HIP REPLACEMENT SURGERY
Hip Replacement Surgery is a highly successful surgery that is recommended for patients with severe arthritis of the hip joint and have pain and discomfort that significantly impacts daily life. Hip arthritis typically occurs in adults aged 45 and older, when the cartilage that cushions the joint breaks down and eventually wears away. Characterized by pain and stiffness, severe cases can be profoundly debilitating.
If conservative treatments for hip joint pain fail to bring relief; if pain is impacting normal daily functioning and the ability to get a good night’s sleep, total hip replacement surgery (arthroplasty) may be recommended.
Surgeons approach the joint through an incision at the buttocks (posterior), the side of the leg (lateral) or through the front of the thigh (anterior). Many factors are considered when determining which approach is most appropriate for an individual patient. The surgery can often be safely performed under spinal anesthesia. However, minimal general anesthesia medication may be administered in consideration of a patient’s individual condition.
During surgery, the surgeon removes damaged cartilage and bone, and implants the new prosthesis to reconstruct the joint. The artificial joint has three main components: the socket (typically made of a metal alloy with a plastic insert), the ball (which is typically made of ceramic), and a metal stem which is implanted into the upper portion of the femur and keeps the ball securely attached to the femur
The surfaces of the metal stem and socket are specially processed to encourage surrounding bone growth into and onto the metal. This provides long-term stability of the implants. For some older patients with osteopenia or osteoporosis, the surgeon may use a special bone cement to attach the stem to the femur bone.
The plastic insert is a high-density, highly cross-linked polyethylene. The plastic is estimated to last more than 20 years.
Anterior Hip Replacement
Anterior hip replacement is a technique to replace worn ends of the bones in the hip joint. Anterior hip replacement differs from a later or posterior hip replacement procedure in that it requires a minimal incision in the front of the hip. The surgeon then accesses the damaged joint through the natural spaces between the muscles and tendons. For some patients, recovery from this approach is quicker and less painful than from surgeries using other approaches that require the muscles and surrounding soft tissue to be surgically detached.
What is Right for You?
Anterior hip replacement is not appropriate for all patients and, as with any surgery. Ideal candidates for this procedure are slender in build and motivated to follow a pre- and post-operative conditioning program. This procedure is not recommended for people with brittle bones or those who are obese or extremely muscular because the excess soft tissue decreases the space in the front of the hip.
Some patients may be good candidates for a same-day outpatient joint replacement procedure. If you are a candidate, it is a safe and convenient alternative to a traditional overnight hospital stay. Learn more about same-day outpatient joint replacements.
What Are the Benefits of Anterior Hip Replacement?

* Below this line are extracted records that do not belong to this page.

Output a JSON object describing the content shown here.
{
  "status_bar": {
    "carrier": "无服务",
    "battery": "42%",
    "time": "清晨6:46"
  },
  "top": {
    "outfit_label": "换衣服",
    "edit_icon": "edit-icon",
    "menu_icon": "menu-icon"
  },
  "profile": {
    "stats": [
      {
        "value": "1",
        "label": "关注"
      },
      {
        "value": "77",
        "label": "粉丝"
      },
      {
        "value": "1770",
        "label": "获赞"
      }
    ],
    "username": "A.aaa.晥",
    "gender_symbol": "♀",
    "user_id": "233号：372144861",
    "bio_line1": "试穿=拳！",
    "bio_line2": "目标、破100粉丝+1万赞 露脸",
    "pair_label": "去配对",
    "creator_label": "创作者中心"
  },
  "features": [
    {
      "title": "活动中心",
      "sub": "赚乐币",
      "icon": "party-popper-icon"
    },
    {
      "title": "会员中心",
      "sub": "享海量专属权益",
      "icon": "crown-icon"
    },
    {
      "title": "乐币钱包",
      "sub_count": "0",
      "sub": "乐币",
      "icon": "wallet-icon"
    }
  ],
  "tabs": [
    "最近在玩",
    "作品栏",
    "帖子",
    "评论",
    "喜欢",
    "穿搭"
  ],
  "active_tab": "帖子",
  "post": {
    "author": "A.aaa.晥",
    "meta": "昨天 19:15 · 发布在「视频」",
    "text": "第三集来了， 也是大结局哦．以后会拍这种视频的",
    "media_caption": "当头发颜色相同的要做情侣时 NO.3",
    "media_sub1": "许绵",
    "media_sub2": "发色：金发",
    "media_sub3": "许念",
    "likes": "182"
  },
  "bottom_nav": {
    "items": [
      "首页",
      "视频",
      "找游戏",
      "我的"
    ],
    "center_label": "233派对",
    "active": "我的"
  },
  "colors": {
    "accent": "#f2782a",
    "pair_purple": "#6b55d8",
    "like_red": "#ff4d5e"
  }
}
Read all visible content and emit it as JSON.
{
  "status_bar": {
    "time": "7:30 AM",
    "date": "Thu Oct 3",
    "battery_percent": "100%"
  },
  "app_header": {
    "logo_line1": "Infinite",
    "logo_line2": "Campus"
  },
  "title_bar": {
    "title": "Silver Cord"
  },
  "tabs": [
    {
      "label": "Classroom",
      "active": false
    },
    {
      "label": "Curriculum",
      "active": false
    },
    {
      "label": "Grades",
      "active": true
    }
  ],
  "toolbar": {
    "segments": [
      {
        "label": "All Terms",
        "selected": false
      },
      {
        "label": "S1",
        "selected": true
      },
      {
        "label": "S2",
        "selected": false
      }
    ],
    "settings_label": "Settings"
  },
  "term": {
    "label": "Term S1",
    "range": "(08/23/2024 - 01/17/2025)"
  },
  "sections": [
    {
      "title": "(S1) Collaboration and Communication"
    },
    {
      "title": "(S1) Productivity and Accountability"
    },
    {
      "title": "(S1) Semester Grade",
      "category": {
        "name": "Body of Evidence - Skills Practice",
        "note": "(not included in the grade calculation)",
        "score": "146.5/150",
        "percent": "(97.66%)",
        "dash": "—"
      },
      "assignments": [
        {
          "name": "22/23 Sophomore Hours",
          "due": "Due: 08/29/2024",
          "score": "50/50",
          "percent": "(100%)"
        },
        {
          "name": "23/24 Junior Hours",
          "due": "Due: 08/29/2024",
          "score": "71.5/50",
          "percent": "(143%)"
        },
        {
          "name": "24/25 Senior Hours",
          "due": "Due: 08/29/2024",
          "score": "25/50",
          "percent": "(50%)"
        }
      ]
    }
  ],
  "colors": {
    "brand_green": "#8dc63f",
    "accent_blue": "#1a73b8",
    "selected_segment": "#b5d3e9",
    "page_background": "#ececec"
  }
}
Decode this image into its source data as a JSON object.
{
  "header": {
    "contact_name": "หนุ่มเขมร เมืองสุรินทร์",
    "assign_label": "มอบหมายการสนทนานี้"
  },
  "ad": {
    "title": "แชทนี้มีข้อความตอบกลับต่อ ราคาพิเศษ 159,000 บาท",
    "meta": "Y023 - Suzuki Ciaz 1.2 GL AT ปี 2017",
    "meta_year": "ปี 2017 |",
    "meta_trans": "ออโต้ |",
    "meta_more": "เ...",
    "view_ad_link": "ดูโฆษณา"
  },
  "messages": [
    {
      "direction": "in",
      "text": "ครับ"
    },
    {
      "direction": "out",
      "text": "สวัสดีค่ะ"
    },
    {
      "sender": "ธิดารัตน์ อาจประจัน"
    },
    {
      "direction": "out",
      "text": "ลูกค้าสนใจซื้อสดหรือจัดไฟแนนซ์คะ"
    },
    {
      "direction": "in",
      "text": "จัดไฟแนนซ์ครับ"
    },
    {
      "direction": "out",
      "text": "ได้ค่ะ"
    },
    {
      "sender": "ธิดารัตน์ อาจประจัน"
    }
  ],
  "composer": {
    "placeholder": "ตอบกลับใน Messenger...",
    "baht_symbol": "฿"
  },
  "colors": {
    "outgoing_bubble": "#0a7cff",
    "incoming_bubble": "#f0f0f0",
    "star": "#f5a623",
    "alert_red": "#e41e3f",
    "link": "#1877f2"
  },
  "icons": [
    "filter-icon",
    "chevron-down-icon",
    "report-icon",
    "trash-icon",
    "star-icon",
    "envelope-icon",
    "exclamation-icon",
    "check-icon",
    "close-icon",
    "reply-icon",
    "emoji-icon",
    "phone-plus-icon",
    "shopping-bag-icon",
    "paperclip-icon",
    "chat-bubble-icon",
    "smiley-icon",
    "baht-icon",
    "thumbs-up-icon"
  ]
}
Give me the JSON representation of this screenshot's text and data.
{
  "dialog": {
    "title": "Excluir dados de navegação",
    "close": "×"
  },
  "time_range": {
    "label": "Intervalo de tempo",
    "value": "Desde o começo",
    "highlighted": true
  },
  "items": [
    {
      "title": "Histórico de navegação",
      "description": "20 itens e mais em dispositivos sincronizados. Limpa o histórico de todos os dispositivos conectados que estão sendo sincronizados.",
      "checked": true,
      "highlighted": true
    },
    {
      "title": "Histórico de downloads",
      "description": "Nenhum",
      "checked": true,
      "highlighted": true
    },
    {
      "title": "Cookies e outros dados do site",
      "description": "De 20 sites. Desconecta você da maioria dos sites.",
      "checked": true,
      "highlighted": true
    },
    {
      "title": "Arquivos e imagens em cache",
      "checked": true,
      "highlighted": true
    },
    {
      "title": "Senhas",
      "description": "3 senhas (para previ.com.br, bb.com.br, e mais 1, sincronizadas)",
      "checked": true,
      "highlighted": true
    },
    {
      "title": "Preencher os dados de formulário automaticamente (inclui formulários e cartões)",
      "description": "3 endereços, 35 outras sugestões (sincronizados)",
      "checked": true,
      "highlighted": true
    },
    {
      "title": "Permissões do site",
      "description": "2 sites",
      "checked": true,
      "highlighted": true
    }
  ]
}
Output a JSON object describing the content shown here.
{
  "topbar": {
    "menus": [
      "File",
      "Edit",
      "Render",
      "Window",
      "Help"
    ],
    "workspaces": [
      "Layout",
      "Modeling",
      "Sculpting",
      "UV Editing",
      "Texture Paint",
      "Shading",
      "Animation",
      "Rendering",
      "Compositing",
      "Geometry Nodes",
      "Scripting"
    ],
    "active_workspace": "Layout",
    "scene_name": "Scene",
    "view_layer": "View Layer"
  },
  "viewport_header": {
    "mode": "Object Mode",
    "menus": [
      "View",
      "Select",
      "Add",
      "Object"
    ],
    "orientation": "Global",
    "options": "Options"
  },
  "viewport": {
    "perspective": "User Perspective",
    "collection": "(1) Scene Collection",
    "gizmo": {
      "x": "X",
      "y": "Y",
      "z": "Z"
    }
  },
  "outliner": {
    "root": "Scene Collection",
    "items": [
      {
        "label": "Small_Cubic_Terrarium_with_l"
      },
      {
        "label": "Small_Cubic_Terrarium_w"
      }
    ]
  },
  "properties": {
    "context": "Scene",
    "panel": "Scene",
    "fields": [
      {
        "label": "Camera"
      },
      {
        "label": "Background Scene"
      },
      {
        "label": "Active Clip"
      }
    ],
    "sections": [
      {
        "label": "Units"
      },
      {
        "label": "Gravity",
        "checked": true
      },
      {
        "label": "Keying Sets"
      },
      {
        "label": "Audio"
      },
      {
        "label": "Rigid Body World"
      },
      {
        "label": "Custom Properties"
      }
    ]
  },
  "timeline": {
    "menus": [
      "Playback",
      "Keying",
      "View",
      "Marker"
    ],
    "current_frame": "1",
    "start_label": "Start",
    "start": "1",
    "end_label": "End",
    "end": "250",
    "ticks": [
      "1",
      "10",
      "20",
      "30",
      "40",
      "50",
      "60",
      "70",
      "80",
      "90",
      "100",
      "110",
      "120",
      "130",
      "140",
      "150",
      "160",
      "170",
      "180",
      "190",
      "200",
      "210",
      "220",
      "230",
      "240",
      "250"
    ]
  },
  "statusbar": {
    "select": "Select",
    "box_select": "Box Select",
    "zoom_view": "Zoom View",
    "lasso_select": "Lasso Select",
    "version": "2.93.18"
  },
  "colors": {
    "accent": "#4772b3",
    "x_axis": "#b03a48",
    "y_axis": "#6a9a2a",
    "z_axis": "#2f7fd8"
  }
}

In other hip replacement procedures, surgeons replace the damaged hip cartilage and bone with a prosthesis through an incision in the back (posterior) or the side (lateral) of the hip. In both of these procedures, surrounding muscles need to be cut or detached from the bone to provide access to the joint and then repaired at the end of the procedure. With anterior hip replacement surgery, the front of the hip has fewer and smaller muscles, enabling surgeons to use a small incision and work through the spaces between them.
Since anterior hip replacement surgery does not disrupt the surrounding muscles or soft tissues, patients have fewer postoperative restrictions and are often able to go home on the same day of the procedure. Patients are typically walking with crutches or a walker on the same day as the procedure and usually are able to walk unassisted five to seven days earlier than patients who have had a procedure using the lateral or posterior approach.
What Are the Limits and Risks of Anterior Hip Replacement?
Any successful hip replacement surgery depends on many factors beyond surgical approach, including the surgeon’s training and skill, the patient’s overall health and fitness, and the patient’s level of commitment to pre-surgical conditioning and post-surgical rehabilitation.
The anterior hip replacement procedure requires a high level of training and precision because surgeons are working with a restricted view of the hip joint. With the anterior approach, the surgical area is near the lateral cutaneous femoral nerve, which extends from the front of the pelvis to provide sensation to the outer thigh. If the nerve is affected during surgery, the thigh could become numb and, in rare cases (less than 1%), patients develop a painful skin condition.
Individuals considering hip replacement surgery should consult with a hip replacement specialist to understand which approach is best suited for his or her personal circumstances and lifestyle goals.
Hip Revision Surgery
Surgeons perform hip revision surgery to repair an artificial hip joint that has become damaged through normal wear and tear or from infection. Most artificial hip joints last between 10 – 15 years.
Over time, the implant may not fit as securely to the bone, causing pain from abnormal motion. In some cases, infection to the muscle, tendon and ligament tissues will cause the joint to weaken. Infection can also damage the hip bone.
Pain relief is the primary reason for hip revision surgery. However, it can also improve mobility, strength, and coordination in the torso and leg.